Nonviolent Communication (NVC) is a compassionate approach to relating to yourself and others based on feelings and needs.
Nonviolent Communication (NVC), created by Dr. Marshall Rosenberg, is an approach to relationships that views feelings and needs as the basic drivers of all human behavior. It encourages us to move away from automatic patterns of behavior to get what we want and instead connect first on the level of feelings and needs. Connecting in this way can open us up to new options and enable us to act in ways that will better meet everyone’s needs, as well as build more harmonious relationships.
The core assumption of NVC is that all humans are driven by the same basic feelings and needs, which come alive within us at different times in our lives. With NVC, needs are universal, often described by a single word—for example, sustenance, freedom, safety, sexual expression, love, rest, space, quiet, and many more. When our needs are fulfilled, we are satisfied and experience pleasant feelings like calm, inspiration, appreciation, confidence, or relief. When a need is unmet, however, we experience unpleasant feelings such as fear, sadness, anger, anxiety, or exhaustion. Instead of suppressing these negative emotions, we can explore them and discover the needs behind them, which allows us to attempt to meet them.
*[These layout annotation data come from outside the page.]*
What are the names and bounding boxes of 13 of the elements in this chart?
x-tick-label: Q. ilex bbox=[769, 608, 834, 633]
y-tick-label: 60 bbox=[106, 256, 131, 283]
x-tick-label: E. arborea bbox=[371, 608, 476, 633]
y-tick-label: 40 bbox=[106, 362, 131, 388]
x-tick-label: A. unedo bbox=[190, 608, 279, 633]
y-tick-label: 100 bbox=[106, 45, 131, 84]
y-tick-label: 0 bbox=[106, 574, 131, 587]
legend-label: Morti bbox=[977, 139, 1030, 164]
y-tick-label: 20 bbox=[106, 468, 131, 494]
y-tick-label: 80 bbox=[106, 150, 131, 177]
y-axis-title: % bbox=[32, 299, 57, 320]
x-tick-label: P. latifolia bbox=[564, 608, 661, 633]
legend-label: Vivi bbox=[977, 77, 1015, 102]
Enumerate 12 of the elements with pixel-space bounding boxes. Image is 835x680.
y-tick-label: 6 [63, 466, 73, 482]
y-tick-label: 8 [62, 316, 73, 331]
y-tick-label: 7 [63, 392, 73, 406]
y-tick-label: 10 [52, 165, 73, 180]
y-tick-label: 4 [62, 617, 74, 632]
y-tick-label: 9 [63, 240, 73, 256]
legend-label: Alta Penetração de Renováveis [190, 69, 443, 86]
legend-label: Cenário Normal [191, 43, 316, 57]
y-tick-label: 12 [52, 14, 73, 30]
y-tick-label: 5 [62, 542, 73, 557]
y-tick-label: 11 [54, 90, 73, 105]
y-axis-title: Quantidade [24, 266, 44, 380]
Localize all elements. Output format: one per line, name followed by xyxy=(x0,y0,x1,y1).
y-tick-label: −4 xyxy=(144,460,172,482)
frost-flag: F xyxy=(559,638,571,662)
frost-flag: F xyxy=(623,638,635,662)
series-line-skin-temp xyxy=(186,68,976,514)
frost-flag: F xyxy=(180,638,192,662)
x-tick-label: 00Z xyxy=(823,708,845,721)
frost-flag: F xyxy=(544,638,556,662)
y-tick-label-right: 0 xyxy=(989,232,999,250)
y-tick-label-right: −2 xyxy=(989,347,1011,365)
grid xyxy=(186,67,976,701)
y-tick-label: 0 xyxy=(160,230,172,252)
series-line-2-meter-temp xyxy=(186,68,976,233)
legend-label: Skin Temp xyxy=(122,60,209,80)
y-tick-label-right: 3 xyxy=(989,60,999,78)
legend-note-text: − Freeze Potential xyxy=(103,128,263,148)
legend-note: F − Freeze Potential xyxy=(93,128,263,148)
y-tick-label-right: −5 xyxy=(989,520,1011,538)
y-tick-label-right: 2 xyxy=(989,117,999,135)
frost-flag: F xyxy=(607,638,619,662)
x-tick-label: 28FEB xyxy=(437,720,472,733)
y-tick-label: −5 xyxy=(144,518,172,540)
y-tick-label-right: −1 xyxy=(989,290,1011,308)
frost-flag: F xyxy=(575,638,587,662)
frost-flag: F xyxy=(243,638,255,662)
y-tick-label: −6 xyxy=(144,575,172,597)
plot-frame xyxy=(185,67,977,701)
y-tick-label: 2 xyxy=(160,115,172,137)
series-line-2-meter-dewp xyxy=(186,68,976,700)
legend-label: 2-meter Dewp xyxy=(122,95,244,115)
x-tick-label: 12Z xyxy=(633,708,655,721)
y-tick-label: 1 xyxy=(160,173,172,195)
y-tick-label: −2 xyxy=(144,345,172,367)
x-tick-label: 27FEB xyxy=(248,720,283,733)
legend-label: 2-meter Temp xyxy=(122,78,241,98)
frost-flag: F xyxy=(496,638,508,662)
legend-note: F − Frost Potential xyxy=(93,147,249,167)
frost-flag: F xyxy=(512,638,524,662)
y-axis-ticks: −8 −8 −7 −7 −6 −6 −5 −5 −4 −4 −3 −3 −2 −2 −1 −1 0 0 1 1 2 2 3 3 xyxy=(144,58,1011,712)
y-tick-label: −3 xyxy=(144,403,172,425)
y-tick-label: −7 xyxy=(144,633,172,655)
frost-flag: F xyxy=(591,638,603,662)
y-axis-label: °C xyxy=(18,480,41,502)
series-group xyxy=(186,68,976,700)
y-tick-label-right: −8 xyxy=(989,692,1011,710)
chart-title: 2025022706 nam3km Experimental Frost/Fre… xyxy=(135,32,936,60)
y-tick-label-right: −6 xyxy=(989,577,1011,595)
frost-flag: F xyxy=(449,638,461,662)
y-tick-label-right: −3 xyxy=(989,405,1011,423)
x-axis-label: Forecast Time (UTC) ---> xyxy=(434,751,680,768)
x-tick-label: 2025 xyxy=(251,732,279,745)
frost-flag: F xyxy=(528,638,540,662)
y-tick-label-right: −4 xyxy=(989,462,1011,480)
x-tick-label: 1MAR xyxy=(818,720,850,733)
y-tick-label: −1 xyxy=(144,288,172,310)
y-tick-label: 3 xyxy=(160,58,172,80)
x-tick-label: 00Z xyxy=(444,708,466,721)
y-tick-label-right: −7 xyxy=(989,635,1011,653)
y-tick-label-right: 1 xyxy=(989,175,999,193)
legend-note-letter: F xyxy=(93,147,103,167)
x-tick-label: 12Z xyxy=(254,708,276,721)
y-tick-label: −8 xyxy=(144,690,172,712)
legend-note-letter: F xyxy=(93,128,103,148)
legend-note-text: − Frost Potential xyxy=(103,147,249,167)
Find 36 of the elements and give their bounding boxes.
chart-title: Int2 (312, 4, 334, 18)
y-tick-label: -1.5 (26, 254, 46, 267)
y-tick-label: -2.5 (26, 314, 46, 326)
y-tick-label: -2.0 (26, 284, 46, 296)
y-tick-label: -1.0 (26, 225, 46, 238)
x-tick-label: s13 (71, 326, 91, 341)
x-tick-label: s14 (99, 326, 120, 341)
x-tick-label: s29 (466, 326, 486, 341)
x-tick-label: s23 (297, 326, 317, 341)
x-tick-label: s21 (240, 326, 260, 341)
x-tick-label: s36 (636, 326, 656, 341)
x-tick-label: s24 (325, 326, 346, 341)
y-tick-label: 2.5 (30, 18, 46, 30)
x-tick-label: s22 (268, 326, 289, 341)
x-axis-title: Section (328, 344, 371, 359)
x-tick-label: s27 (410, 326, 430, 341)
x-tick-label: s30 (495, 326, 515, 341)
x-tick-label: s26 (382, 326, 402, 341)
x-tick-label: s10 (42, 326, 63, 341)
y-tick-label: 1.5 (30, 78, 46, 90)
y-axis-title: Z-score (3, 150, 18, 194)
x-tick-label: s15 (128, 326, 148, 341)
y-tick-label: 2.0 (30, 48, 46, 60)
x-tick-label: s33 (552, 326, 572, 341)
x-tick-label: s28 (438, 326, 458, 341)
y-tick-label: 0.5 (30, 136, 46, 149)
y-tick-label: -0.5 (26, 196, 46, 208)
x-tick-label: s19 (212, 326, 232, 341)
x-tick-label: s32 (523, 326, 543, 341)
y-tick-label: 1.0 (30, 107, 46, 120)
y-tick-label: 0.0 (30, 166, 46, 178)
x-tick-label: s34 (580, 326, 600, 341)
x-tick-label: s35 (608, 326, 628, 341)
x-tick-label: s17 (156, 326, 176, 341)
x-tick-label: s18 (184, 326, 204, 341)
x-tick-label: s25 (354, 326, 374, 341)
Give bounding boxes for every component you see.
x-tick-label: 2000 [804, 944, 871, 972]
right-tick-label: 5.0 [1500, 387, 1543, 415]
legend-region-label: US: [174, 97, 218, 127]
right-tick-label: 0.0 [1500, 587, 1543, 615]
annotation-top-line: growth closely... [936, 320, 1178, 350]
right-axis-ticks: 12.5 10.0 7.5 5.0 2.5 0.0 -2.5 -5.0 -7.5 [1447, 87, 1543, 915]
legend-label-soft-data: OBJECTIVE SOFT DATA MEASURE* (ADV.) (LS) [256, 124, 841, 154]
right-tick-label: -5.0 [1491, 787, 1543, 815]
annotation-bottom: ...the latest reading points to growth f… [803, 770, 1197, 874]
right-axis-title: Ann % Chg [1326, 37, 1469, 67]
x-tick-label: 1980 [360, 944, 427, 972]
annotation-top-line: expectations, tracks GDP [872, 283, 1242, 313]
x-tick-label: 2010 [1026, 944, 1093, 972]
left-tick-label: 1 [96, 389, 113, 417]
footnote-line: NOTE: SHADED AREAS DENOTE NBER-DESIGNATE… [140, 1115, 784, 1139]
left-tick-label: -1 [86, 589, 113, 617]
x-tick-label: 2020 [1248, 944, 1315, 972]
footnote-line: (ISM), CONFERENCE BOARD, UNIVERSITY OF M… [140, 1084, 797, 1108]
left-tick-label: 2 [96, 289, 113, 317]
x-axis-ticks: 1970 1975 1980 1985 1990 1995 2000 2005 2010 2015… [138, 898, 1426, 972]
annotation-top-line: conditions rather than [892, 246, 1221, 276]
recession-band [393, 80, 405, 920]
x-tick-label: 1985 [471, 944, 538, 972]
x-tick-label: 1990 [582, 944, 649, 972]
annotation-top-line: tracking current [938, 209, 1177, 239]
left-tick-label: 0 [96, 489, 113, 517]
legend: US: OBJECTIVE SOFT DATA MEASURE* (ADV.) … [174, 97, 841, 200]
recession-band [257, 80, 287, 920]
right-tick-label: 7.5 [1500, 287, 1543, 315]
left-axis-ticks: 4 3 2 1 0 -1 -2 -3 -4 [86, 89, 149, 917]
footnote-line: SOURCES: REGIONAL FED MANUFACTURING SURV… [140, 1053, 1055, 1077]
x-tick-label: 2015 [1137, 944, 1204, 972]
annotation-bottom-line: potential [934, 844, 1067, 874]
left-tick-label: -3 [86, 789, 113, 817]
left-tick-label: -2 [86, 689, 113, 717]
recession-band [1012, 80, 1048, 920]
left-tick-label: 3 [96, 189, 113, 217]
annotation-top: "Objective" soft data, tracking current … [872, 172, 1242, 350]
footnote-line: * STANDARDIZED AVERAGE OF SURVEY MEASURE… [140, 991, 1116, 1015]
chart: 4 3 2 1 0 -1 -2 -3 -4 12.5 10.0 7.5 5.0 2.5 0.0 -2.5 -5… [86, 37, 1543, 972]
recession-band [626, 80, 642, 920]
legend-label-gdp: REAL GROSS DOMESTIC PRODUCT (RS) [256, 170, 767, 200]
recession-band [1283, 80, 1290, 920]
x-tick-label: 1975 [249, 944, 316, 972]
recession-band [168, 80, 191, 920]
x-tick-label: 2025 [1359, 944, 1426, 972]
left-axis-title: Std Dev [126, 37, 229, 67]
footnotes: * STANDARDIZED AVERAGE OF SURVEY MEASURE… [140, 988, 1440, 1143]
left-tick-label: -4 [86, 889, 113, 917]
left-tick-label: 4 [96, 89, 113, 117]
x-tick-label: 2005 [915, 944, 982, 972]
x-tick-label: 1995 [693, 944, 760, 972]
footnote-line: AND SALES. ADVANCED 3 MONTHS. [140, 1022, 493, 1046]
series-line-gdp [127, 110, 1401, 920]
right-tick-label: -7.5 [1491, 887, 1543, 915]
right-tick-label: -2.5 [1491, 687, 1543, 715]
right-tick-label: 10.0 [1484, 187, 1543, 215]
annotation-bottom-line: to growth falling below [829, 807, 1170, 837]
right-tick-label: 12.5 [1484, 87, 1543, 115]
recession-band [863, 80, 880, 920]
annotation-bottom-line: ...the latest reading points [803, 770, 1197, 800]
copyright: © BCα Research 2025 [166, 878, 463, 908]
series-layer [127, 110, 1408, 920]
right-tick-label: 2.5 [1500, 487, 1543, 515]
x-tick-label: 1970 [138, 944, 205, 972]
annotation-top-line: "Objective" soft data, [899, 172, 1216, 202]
Our needs drive our feelings, which in turn drive our behavior. Our feelings push us to choose strategies that we hope will meet our needs and thus stop unhappy feelings and bring about pleasant feelings. Usually, this happens at an unconscious level, and we are unaware of both the needs and feelings that drive us. When we get in touch with our feelings and needs, we open up to new strategies that can better meet everyone’s needs or to existing strategies that previously seemed unworkable.
When people feel disconnected from themselves or others—at work, within personal relationships, etc.—they often feel emotional pain and emptiness. They may want to live more authentically, express themselves more deeply, or experience more love, freedom, and safety in their lives. NVC helps us achieve deeper and more fulfilling connections with ourselves and others and transform conflicts into win-win scenarios.
NVC is a broad approach with many different applications. It can help people live more fulfilling, connected lives, as well as connect them to themselves and other people.
According to NVC, every person is always trying to meet their needs. Conflict arises when one or more people believe that one of their needs is threatened by the needs or actions of another. In fact, people are usually unaware of their needs and instead insist on implementing a particular strategy without understanding what deeper needs that strategy serves for them. In these situations, people often miss strategies that would better meet everyone’s needs and instead have tunnel vision on one or two readily available strategies.
NVC suggests that we practice awareness of our interpretations and judgments and try to base our communication with others on concrete observations. One way to do this is to find something objective in the physical world that both parties can agree on. When we stop focusing on judgments and who is at fault and instead focus on how we can agree on facts, we can move the conversation toward empathy. When we’re not attached to specific strategies, we can move from making demands to true requests that respect the other’s autonomy, accepting the possibility that the other person may refuse our requests.
With practice, we can learn to see and empathize with one another’s needs, which helps us connect. From a connected place, it’s easier to look for a peaceful solution together. Below is an example of how to use NVC for conflict resolution, but it can be useful in a wide variety of situations.
Let’s say a woman comes home late from work and is disappointed to find a sink full of dirty dishes. Her husband has been caring for their kids all day and is glad she’s home because he wants her to wash the dishes. She’s tired from working all day and doesn’t want to do the dishes right away. Her husband is stressed from family obligations, and he doesn’t have the energy to do the dishes himself.
One strategy they could take to solve the problem of who will wash the dishes is to allow their fatigue and frustration to rule their behavior and argue over who should do them. But that approach could turn ugly quickly, sparking more difficult feelings and behavior.
If the woman wants to approach the situation from an NVC perspective, she could begin with an unarguable fact: there are dirty dishes in the sink and neither she nor her husband wants to wash them. She might think it’s unfair that he expects her to wash them, and he might have similar thoughts about her. Normally, they would argue about this. But tonight, she has a moment of insight. She realizes that they’re caught in the same loop again and that their interpretations of the situation (e.g., that it’s unfair of him to expect her to wash them, and vice versa) are not objective truths.
Seeking both a connection with her husband and a quick resolution to the dishes situation, she pauses for a second. She recognizes that she’s just tired and cranky from a long day, and her husband is also exhausted. She reminds herself that it’s important to both of them to have a clean home. Maybe her husband wouldn’t mind too much if she did the dishes first thing in the morning. She acknowledges that both of them are tired, and asks if he would mind if she did the dishes first thing the following day. He nods in agreement, and they snuggle on the couch to watch some TV.
NVC is not a surefire way to avoid arguments, but it can be an effective strategy to defuse them and reach mutually agreeable conclusions. The point is that it’s often more efficient and fulfilling to first reach a connection regarding feelings and needs before pursuing a solution. Often, simply feeling seen by the other person—or by yourself—is sufficient, and you find yourself content, even if your original ask is not met.